Most spine MRI is done without contrast. You add gadolinium when you're hunting for tumor, infection, or scar versus recurrent disc in a post-operative back — anything where enhancement (tissue lighting up after contrast) tells you something is vascular and active.

Sagittal first: the big midline picture

I always start on the sagittal stack — the slices cut head-to-toe down the midline, giving you the whole spine in one elegant column. Scroll through it like flipping a book sideways.

Figure · MRI
Midline sagittal T2 of the lumbar spine: bright CSF outlining the conus and cauda equina, normal disc heights, and the smooth lordotic curve — labeled to show vertebral bodies, intervertebral discs, and the thecal sac.

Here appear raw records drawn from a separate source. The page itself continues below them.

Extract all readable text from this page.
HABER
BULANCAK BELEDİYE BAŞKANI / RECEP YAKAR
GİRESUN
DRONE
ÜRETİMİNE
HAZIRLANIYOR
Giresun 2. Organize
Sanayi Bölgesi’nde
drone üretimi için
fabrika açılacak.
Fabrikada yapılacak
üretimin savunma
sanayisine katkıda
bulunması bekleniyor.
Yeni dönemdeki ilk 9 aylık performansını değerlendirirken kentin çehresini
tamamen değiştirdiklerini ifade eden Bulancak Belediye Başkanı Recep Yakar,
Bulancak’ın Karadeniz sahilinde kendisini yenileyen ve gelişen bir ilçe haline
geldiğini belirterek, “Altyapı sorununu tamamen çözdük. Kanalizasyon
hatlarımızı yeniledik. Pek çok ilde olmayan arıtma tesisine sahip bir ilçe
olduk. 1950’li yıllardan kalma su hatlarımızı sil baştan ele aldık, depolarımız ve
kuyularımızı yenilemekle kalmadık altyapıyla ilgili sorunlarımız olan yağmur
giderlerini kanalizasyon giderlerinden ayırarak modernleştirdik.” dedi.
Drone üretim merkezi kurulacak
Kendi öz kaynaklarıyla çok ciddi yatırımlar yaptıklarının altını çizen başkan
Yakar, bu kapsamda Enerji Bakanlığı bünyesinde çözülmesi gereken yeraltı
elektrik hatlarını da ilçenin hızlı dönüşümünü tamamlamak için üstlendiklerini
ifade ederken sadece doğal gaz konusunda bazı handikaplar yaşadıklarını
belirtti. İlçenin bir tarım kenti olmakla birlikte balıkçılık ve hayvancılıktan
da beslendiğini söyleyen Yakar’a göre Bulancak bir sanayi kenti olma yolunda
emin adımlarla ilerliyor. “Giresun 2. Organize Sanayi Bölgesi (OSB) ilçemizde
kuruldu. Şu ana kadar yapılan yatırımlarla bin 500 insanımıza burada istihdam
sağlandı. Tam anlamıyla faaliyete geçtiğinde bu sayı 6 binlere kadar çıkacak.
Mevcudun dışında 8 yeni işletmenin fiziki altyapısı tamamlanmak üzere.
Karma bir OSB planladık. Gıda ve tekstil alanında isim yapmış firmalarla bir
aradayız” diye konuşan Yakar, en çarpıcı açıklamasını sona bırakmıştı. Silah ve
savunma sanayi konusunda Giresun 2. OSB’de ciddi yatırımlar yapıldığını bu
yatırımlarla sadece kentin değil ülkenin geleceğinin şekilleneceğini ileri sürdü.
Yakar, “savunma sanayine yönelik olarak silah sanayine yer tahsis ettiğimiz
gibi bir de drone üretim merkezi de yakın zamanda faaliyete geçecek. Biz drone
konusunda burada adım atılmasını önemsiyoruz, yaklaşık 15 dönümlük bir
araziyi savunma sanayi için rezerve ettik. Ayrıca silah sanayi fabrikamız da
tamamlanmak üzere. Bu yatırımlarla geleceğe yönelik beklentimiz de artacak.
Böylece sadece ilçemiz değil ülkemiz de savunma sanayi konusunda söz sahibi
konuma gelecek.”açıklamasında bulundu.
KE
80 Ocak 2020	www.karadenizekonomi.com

Run these passes on the sagittals, in order:

PassWhat you're checkingThe "uh-oh"
AlignmentIs the column a smooth curve?A vertebra slipped forward on its neighbor (spondylolisthesis)
Bones & marrowIs marrow uniformly bright on T1?A dark vertebra on T1 — think tumor or infection
DiscsNormal height, normal T2 brightness?Dark, collapsed discs; one bulging backward
Canal & cordIs CSF a continuous bright stripe around the cord?The bright stripe pinched off — that's compression

That last row is the whole game. The bright CSF should completely wrap the cord like water around a hot dog in a bun. The moment that water gets squeezed out at one level, something is pressing on the cord — and you stop browsing and start measuring how bad it is.

Axial next: confirm and localize

Now jump to the axial images — the doughnut-shaped cross-sections — at any level the sagittals flagged. The axials are where you confirm where and how much. A disc that looked like a vague backward bump on sagittal reveals itself on axial as a herniation shoving to one side, crowding a specific nerve. The axial also shows the neural foramina — the little exit ramps on each side where nerve roots leave the spine — and whether bone or disc has narrowed them.

Key Point

Sagittal tells you which level is abnormal. Axial tells you which side and which nerve. You need both to write a useful report; one without the other is half a sentence.

The two things you cannot miss

Everything else can wait for the morning. These two cannot.

Cord compression. If the cord itself is squashed and especially if it's developing bright T2 signal within it (the cord saying "I'm getting hurt"), that's an urgent finding. Go deeper on cord compression — it's the kind of read where you pick up the phone, not just the dictaphone.

Infection. Discitis-osteomyelitis classically lights up a disc and the two endplates hugging it on fluid-sensitive sequences, sometimes with an epidural abscess pressing on the cord. Miss it and a treatable infection becomes a catastrophe.

Pitfall

Almost every adult lumbar spine MRI shows some degenerative change — dark discs, little bulges, mild stenosis. That does not make it the answer. Match the imaging level to the patient's actual symptoms before you blame a bulge. A scary-looking disc on the wrong side from the pain is a red herring.

Putting it together

Pick a starting sequence (sagittal T2), run your passes top to bottom, jump to the axials wherever something looked off, and always — always — confirm the CSF wraps the cord at every level. Same order, every study. The routine is boring on purpose: boring is what keeps the one emergency from slipping past your fourth-disc glaze.